The Museum was expanded in the 1990s. A photo exhibition was put up in the corridor, showing major milestones in nursing education since 1889. Cupboards along the corridor contain items used in teaching, and the glass cabinets contain dolls wearing student, nurse and matron uniforms and a Women's Auxiliary Corps uniform. There are also photos from the days when the nursing college building, right after it was completed, acted as a war hospital in 1939. It was not until 1946 that the nursing students and the college got into the building.
The photos also depict, among other things, how the institute housed female athletes in the 1952 Helsinki Summer Olympics, and of the earliest stages of the hall of residence and the college.
The college operated as a boarding school until the late 1960s.

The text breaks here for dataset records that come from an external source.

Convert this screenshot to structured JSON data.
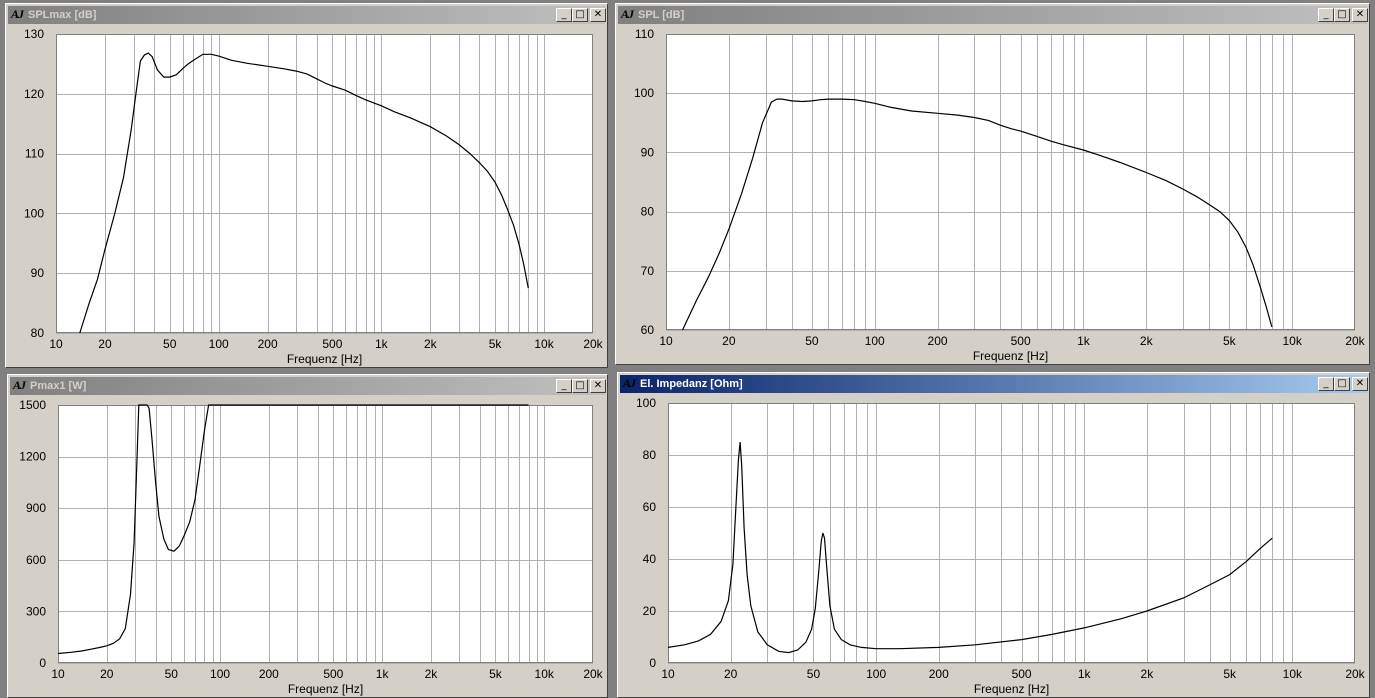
{
  "windows": [
    {
      "id": "splmax",
      "title": "SPLmax [dB]",
      "active": false,
      "buttons": {
        "minimize": "_",
        "maximize": "□",
        "close": "✕"
      },
      "chart_data": {
        "type": "line",
        "xscale": "log",
        "xlim": [
          10,
          20000
        ],
        "ylim": [
          80,
          130
        ],
        "xticks": [
          10,
          20,
          50,
          100,
          200,
          500,
          1000,
          2000,
          5000,
          10000,
          20000
        ],
        "xtick_labels": [
          "10",
          "20",
          "50",
          "100",
          "200",
          "500",
          "1k",
          "2k",
          "5k",
          "10k",
          "20k"
        ],
        "yticks": [
          80,
          90,
          100,
          110,
          120,
          130
        ],
        "ytick_labels": [
          "80",
          "90",
          "100",
          "110",
          "120",
          "130"
        ],
        "xlabel": "Frequenz [Hz]",
        "ylabel": "",
        "grid": true,
        "series": [
          {
            "x": [
              14,
              16,
              18,
              20,
              23,
              26,
              29,
              31,
              33,
              35,
              37,
              39,
              42,
              46,
              50,
              55,
              60,
              65,
              70,
              80,
              90,
              100,
              120,
              150,
              200,
              250,
              300,
              350,
              400,
              450,
              500,
              600,
              700,
              800,
              1000,
              1200,
              1500,
              2000,
              2500,
              3000,
              3500,
              4000,
              4500,
              5000,
              5500,
              6000,
              6500,
              7000,
              7500,
              8000
            ],
            "y": [
              80,
              85,
              89,
              94,
              100,
              106,
              114,
              120,
              125.5,
              126.5,
              126.8,
              126.2,
              124,
              122.8,
              122.8,
              123.2,
              124.2,
              125,
              125.6,
              126.6,
              126.6,
              126.3,
              125.6,
              125.1,
              124.6,
              124.2,
              123.8,
              123.3,
              122.5,
              121.8,
              121.3,
              120.6,
              119.7,
              119,
              118,
              117,
              116,
              114.5,
              113,
              111.5,
              110,
              108.5,
              107,
              105.2,
              103,
              100.5,
              98,
              95,
              91.5,
              87.5
            ]
          }
        ]
      }
    },
    {
      "id": "spl",
      "title": "SPL [dB]",
      "active": false,
      "buttons": {
        "minimize": "_",
        "maximize": "□",
        "close": "✕"
      },
      "chart_data": {
        "type": "line",
        "xscale": "log",
        "xlim": [
          10,
          20000
        ],
        "ylim": [
          60,
          110
        ],
        "xticks": [
          10,
          20,
          50,
          100,
          200,
          500,
          1000,
          2000,
          5000,
          10000,
          20000
        ],
        "xtick_labels": [
          "10",
          "20",
          "50",
          "100",
          "200",
          "500",
          "1k",
          "2k",
          "5k",
          "10k",
          "20k"
        ],
        "yticks": [
          60,
          70,
          80,
          90,
          100,
          110
        ],
        "ytick_labels": [
          "60",
          "70",
          "80",
          "90",
          "100",
          "110"
        ],
        "xlabel": "Frequenz [Hz]",
        "ylabel": "",
        "grid": true,
        "series": [
          {
            "x": [
              12,
              14,
              16,
              18,
              20,
              23,
              26,
              29,
              32,
              34,
              36,
              40,
              45,
              50,
              55,
              60,
              70,
              80,
              90,
              100,
              120,
              150,
              200,
              250,
              300,
              350,
              400,
              450,
              500,
              600,
              700,
              800,
              1000,
              1200,
              1500,
              2000,
              2500,
              3000,
              3500,
              4000,
              4500,
              5000,
              5500,
              6000,
              6500,
              7000,
              7500,
              8000
            ],
            "y": [
              60,
              65,
              69,
              73,
              77,
              83,
              89,
              95,
              98.5,
              99,
              99,
              98.7,
              98.6,
              98.7,
              98.9,
              99,
              99,
              98.9,
              98.6,
              98.3,
              97.6,
              97,
              96.6,
              96.3,
              95.9,
              95.4,
              94.6,
              94,
              93.6,
              92.7,
              91.9,
              91.3,
              90.4,
              89.5,
              88.3,
              86.6,
              85.2,
              83.8,
              82.5,
              81.2,
              80,
              78.5,
              76.5,
              74,
              71,
              67.5,
              64,
              60.5
            ]
          }
        ]
      }
    },
    {
      "id": "pmax",
      "title": "Pmax1 [W]",
      "active": false,
      "buttons": {
        "minimize": "_",
        "maximize": "□",
        "close": "✕"
      },
      "chart_data": {
        "type": "line",
        "xscale": "log",
        "xlim": [
          10,
          20000
        ],
        "ylim": [
          0,
          1500
        ],
        "xticks": [
          10,
          20,
          50,
          100,
          200,
          500,
          1000,
          2000,
          5000,
          10000,
          20000
        ],
        "xtick_labels": [
          "10",
          "20",
          "50",
          "100",
          "200",
          "500",
          "1k",
          "2k",
          "5k",
          "10k",
          "20k"
        ],
        "yticks": [
          0,
          300,
          600,
          900,
          1200,
          1500
        ],
        "ytick_labels": [
          "0",
          "300",
          "600",
          "900",
          "1200",
          "1500"
        ],
        "xlabel": "Frequenz [Hz]",
        "ylabel": "",
        "grid": true,
        "series": [
          {
            "x": [
              10,
              12,
              14,
              16,
              18,
              20,
              22,
              24,
              26,
              28,
              29.5,
              30.5,
              31.5,
              32.5,
              33.5,
              34.5,
              35.5,
              36.5,
              38,
              40,
              42,
              45,
              48,
              52,
              56,
              60,
              65,
              70,
              75,
              80,
              85,
              90,
              100,
              200,
              500,
              1000,
              2000,
              5000,
              8000
            ],
            "y": [
              55,
              62,
              70,
              80,
              90,
              100,
              115,
              140,
              200,
              400,
              700,
              1100,
              1500,
              1500,
              1500,
              1500,
              1500,
              1480,
              1300,
              1050,
              850,
              720,
              660,
              650,
              680,
              740,
              820,
              950,
              1150,
              1350,
              1500,
              1500,
              1500,
              1500,
              1500,
              1500,
              1500,
              1500,
              1500
            ]
          }
        ]
      }
    },
    {
      "id": "impedance",
      "title": "El. Impedanz [Ohm]",
      "active": true,
      "buttons": {
        "minimize": "_",
        "maximize": "□",
        "close": "✕"
      },
      "chart_data": {
        "type": "line",
        "xscale": "log",
        "xlim": [
          10,
          20000
        ],
        "ylim": [
          0,
          100
        ],
        "xticks": [
          10,
          20,
          50,
          100,
          200,
          500,
          1000,
          2000,
          5000,
          10000,
          20000
        ],
        "xtick_labels": [
          "10",
          "20",
          "50",
          "100",
          "200",
          "500",
          "1k",
          "2k",
          "5k",
          "10k",
          "20k"
        ],
        "yticks": [
          0,
          20,
          40,
          60,
          80,
          100
        ],
        "ytick_labels": [
          "0",
          "20",
          "40",
          "60",
          "80",
          "100"
        ],
        "xlabel": "Frequenz [Hz]",
        "ylabel": "",
        "grid": true,
        "series": [
          {
            "x": [
              10,
              12,
              14,
              16,
              18,
              19.5,
              20.5,
              21.2,
              21.8,
              22.2,
              22.6,
              23.2,
              24,
              25,
              27,
              30,
              34,
              38,
              42,
              46,
              49,
              51,
              53,
              54.5,
              55.5,
              56.5,
              58,
              60,
              63,
              68,
              75,
              85,
              100,
              130,
              200,
              300,
              500,
              700,
              1000,
              1500,
              2000,
              3000,
              4000,
              5000,
              6000,
              7000,
              8000
            ],
            "y": [
              6,
              7,
              8.5,
              11,
              16,
              24,
              38,
              60,
              78,
              85,
              76,
              52,
              34,
              22,
              12,
              7,
              4.5,
              4,
              5,
              8,
              13,
              21,
              35,
              47,
              50,
              48,
              36,
              22,
              13,
              9,
              7,
              6,
              5.5,
              5.5,
              6,
              7,
              9,
              11,
              13.5,
              17,
              20,
              25,
              30,
              34,
              39,
              44,
              48
            ]
          }
        ]
      }
    }
  ]
}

The student's room, usually for two students, contains the original furniture from the 1940s and 50s. The room also presents student life at the time.
Tyyne Luoma´s study
The nursing institute's long-time teacher Tyyne Luoma bequeathed her study to the institute. It was transferred in 1994-1995 to the Museum. The room contains photos of nursing courses which Tyyne Luoma taught. The cupboards also contain public health nursing material.
Public health nurses´s room
The public-health nurse's room contains furniture and equipment from the 1940s and 50s. It gives a good idea of what the nurse did and what kind of teaching material was used in health education. The room also displays material used in public health nurse training.
Midwifery training began in Turku in 1816 and was transferred to Helsinki University in 1833. Metropolia's midwifery training represents and carries on the traditions of this training. The midwife's rooms contain exhibits, books and documents that describe midwifery and midwife training since the 18th century. There are also five dummies in old midwife uniforms.
The patient room was used by the students when they got ill when the college was still a boarding school. The room contains the original furniture from the 1940s and 50s.
The library gives a good idea of nursing education material right from the early days of nursing training in Finland. The oldest material dates back to the 19th century.
The museum's kitchen cupboards contain some of the old china in the college.
The orderly's room contains furniture from the 1950s.
In 2005-2006, an exhibit and lecture room was built and equipped with modern furniture and equipment.
In the 1980s and 90s, the design and planning of the Museum and the collection and listing of exhibits was in the hands of a museum committee consisting of the lecturers, assisted on a voluntary basis by public-health nurse Kaija Viitanen. Old documents were archived by lecturers Helena Hukka and Eeva Kujala. Lecturer Leila Simola developed the museum and worked as a volunteer until 2009. The Museum's staff archive was handed over to National Archives researchers in 1998.
Today the museum is run by lecturer Anna-Kaisa Pienimaa together with volunteer workers Inkeri Havu, Pirkko Kiianheimo, Eeva-Liisa Laine, Tuula-Aulikki Oksanen, Sirkka Paavilainen-Wiherheimo, Leena Pohjakallio, Irja Savolainen and Riitta Vuopio.